6 of 7 people found the following review helpful
4.0 out of 5 stars No Desire To Exit 28 Oct 2004
By Matthew Gladney - Published on Amazon.com
Format:Audio CD
Junior Boys' 2004 opus is a well-crafted electronic ride which takes you from dreamy vocals to trip-hop beats to soothing, chill-out melodies. It is one of the most critically acclaimed albums of the year, and deservedly so. The soundscape is a lush masterpience of 10 extended tracks. Most of the cuts are quite mellow, but yet they still retain their own unique energy. My favorite is the title track. There's a particular sweetness to its sound, and the melody is exquisite. If you like wispy electronic music with some twists & turns and, most importantly, some depth and texture to the music, then look no further than 'Last Exit.'
5 of 6 people found the following review helpful
5.0 out of 5 stars What some have been waiting for 16 Mar 2005
By C. cook - Published on Amazon.com
Format:Audio CD
This is the album that some of us have been waiting for for a while. We have been teased by Kenna, the Postal Service, and others in the meantime, but once again Canada has ultimately come through. The first two tracks nearly bring tears to my eyes. Wham, Depeche Mode, and just the freaking J. Boys damnit all come through.
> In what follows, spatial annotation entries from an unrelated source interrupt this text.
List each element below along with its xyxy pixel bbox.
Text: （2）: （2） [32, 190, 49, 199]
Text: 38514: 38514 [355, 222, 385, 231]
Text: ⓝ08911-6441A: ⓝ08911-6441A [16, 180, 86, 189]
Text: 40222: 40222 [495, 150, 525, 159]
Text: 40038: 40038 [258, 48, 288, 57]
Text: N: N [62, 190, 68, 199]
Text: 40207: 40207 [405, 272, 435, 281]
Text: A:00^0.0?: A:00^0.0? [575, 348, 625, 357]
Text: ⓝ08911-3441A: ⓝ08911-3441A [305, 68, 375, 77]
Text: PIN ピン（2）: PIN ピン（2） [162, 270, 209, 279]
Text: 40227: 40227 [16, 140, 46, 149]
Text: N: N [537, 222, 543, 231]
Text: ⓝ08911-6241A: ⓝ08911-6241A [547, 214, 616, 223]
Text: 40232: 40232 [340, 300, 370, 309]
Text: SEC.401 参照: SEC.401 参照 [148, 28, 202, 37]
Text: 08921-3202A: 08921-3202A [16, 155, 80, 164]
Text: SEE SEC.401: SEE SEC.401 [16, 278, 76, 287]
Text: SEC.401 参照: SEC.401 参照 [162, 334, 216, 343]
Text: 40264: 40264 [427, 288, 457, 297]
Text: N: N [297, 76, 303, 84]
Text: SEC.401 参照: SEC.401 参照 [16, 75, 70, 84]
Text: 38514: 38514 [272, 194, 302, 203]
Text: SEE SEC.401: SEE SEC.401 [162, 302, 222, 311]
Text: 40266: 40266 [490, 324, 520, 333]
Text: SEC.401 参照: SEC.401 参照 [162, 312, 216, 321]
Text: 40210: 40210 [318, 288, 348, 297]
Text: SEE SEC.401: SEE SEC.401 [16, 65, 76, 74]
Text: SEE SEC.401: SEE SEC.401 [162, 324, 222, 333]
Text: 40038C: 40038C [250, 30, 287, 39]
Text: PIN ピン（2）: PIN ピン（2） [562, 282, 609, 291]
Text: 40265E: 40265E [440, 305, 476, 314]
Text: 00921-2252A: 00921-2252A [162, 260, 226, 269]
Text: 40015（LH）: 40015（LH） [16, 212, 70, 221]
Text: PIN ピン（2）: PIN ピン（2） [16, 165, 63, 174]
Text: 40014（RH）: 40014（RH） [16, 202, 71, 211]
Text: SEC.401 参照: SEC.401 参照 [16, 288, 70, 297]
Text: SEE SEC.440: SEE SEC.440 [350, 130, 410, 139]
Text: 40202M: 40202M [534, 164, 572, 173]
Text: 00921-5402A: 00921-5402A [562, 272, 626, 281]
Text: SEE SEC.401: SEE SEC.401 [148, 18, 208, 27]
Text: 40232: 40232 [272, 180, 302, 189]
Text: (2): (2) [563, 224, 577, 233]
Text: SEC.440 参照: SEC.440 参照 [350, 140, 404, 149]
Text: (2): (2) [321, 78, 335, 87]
This CD is the one. It has enough hooks to remind me of "Everything She Wants", enough scattershot beats to keep it on the level of the current laptop dance movement, and the iced over emotion to take me back to a much younger time, cutting the night like a razor in my cheap ass car hoping for something better, but that was the danger - and the oh so painful realization that perfection was never to be had. It's like Bernard Sumner, George Michael (and Andrew Ridgeley), and Timbaland got togetha for a jam. The best way for me to sum it us is: I didn't think that any electronic album would ever make me feel what this one did again. I thought the genre was on the decline, and I was wrong. Listen to it somewhere else b/c the streaming media on this site doesn't do it justice.